Eric: I started my style with the idea to create a look that was computer-based using lines from Bézier curves and get away from the human quality that pencil or traditional artistic tools bring. The very first piece I consider to be what started my style is “Oscar” (a portrait of my son) which I did spontaneously in about 30 minutes. This had quite a bit of wavy hatching which I stopped using shortly after as I felt it was adding too much detail and becoming a distraction. I also became interested in scenes which would invite stories. This is my only piece that had irises in the eyes. I want my characters to be blank.
Beth: According to your website, I noticed you’re doing commercial work — what’s been an interesting challenge you’ve faced working with clients?
Eric: The editorial illustration I have done so far has not been too different from what I typically do in my personal work. I have had the opportunity to create my own ideas and images without a lot of direction. An interesting challenge is coming up with 2-3 completely different ideas based off of the writer’s story and not my own spontaneous ideas. On my most recent editorial project, I made the visual without reading the story (which was not ready). Instead I was given a one-sentence description of what the story was about. It was fun to work on a project given so little information. I love risk-taking!

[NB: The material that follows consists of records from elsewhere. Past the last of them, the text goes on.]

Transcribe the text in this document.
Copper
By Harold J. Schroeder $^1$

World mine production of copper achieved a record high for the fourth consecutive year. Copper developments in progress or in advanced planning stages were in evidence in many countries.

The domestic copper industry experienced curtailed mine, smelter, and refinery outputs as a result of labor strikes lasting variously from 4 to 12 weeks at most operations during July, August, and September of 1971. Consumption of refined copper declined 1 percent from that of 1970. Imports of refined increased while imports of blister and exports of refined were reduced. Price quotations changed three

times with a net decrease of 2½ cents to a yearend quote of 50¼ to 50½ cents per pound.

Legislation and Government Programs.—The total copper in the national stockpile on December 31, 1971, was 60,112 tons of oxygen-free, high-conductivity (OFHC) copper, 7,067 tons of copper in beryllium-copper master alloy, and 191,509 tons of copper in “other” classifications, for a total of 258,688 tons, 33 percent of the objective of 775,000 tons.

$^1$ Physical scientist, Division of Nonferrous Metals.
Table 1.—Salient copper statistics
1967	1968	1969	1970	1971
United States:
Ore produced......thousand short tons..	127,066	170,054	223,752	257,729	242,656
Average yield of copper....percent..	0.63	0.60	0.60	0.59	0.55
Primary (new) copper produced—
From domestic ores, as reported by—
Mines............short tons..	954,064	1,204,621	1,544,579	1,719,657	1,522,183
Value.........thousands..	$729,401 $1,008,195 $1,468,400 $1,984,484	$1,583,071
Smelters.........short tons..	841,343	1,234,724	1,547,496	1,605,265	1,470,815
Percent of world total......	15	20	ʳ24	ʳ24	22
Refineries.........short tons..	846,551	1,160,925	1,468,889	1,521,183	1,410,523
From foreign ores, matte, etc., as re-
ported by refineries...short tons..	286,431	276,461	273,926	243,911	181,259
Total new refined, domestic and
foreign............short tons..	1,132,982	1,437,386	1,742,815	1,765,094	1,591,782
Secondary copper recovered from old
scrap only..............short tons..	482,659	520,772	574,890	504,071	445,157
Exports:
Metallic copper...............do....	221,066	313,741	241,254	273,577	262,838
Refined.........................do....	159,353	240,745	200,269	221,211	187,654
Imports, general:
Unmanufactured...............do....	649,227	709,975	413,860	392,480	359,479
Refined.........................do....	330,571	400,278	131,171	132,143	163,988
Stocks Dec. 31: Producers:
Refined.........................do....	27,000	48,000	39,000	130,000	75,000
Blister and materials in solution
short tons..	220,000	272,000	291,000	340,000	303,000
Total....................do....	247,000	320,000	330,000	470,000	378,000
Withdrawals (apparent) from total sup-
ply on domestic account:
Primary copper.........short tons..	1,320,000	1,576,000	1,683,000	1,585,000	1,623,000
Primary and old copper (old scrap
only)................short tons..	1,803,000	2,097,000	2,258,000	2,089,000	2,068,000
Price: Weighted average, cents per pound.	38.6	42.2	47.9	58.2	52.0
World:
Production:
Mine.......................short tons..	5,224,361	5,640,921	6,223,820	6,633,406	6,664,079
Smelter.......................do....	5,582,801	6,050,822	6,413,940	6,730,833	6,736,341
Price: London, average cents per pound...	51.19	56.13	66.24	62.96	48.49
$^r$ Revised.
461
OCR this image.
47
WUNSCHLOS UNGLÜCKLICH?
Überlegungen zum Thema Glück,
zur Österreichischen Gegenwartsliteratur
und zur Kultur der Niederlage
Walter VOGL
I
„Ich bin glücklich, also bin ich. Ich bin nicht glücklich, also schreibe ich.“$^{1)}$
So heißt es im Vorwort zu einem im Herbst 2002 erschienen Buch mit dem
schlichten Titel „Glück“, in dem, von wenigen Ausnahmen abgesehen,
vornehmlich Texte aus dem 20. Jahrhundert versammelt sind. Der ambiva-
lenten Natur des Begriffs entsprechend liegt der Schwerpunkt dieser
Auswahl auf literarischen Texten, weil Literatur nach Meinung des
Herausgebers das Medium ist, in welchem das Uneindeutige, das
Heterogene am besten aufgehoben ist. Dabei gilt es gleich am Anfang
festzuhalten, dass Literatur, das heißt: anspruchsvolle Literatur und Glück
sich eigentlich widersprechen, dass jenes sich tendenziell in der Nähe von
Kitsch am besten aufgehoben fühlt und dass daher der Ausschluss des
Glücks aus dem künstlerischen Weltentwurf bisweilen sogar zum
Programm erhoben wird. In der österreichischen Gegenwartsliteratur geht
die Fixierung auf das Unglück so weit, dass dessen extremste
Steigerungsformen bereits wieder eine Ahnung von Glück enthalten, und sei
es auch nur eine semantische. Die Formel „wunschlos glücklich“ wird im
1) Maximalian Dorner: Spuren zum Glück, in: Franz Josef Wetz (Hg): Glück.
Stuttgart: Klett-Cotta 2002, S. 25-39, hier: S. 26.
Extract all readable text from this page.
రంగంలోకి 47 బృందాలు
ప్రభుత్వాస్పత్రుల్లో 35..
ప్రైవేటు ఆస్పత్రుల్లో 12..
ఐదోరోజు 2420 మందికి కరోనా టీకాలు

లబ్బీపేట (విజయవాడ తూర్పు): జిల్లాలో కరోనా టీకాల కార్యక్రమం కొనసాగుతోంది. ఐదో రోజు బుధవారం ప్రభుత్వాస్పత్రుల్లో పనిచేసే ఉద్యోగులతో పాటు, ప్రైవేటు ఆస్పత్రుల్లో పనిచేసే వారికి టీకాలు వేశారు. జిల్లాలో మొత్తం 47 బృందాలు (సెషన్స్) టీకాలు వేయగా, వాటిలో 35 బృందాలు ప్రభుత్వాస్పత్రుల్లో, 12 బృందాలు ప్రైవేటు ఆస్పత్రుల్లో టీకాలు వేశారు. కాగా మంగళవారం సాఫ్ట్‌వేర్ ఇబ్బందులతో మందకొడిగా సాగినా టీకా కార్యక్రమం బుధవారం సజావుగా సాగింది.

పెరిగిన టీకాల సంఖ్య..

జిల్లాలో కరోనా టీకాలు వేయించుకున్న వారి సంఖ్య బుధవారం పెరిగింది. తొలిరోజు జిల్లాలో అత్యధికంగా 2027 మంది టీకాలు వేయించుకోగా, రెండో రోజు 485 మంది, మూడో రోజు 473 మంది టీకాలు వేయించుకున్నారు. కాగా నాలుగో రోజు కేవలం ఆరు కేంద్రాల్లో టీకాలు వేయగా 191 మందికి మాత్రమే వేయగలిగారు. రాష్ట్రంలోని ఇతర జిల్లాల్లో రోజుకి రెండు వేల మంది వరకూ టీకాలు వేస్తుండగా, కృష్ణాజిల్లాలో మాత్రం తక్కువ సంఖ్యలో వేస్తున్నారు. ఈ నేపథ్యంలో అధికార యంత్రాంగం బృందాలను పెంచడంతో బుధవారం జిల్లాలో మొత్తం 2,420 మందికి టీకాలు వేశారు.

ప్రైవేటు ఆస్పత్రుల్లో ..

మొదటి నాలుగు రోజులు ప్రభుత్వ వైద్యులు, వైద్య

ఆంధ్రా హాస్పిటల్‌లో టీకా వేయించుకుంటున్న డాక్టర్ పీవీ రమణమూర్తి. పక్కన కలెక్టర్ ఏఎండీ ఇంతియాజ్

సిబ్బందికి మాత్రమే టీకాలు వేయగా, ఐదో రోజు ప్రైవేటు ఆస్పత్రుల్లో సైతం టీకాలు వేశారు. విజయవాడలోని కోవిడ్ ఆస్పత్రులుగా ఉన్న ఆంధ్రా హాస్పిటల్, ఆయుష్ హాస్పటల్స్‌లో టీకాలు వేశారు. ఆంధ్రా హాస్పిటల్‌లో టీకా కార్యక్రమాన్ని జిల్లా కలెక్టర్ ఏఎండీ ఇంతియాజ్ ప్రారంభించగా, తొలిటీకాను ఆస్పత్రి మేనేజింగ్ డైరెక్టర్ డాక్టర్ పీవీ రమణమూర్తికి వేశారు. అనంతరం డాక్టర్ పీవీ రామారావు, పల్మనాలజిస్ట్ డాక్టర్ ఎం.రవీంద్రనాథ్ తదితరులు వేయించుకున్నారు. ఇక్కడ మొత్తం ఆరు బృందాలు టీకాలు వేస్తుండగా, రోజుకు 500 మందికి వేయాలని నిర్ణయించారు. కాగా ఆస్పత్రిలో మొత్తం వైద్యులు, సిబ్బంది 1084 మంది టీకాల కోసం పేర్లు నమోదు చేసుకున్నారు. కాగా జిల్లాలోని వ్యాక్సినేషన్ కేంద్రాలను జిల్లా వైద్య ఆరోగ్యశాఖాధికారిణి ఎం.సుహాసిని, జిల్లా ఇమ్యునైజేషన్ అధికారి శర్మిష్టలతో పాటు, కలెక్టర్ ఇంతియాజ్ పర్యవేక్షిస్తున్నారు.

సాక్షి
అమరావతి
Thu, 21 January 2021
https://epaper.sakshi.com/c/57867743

Beth: Which comics or graphic novels have influenced you the most? Have there been any other illustrators that have impacted upon the artist you’ve become?
Eric: I like the look of 1930s and 1940s Action Comics and Adventure Comics with their simple lines. I don’t really look at a lot of art for inspiration. I think original art comes from within. Having said that, some artists that have impacted me are David Hockney, Henri Matisse, and Edward Hopper. I was really into their art during college.
Beth: And who do you like especially from the 1940s artistically? There is a real sense of film-noir in your artwork, which is an interesting intersection between the psychology of cinema and your illustration, could you talk about this?
Eric: I appreciate the works of Jack Burnley and other comic artists of the 1930s and 1940s for their simplicity. I like the strong graphic quality and innovative viewpoints of Rodchenko’s photography. Movie directors such as the Coen brothers have had an impact on me for their compositions and dark humor (Fargo and Barton Fink are among my favorite movies). I think the cinematic quality of my illustration comes from encouraging the viewer to create their own narrative based off of a single image which allows their minds to wander. The visuals that I imagine seem like movie stills in my mind.
Beth: You’ve been sent to Alcatraz to be imprisoned forever (sorry). You can only take 3 art tools with you to make art. What do you take?
Eric: All I need is a computer. So my other two are a water bottle and a beach chair.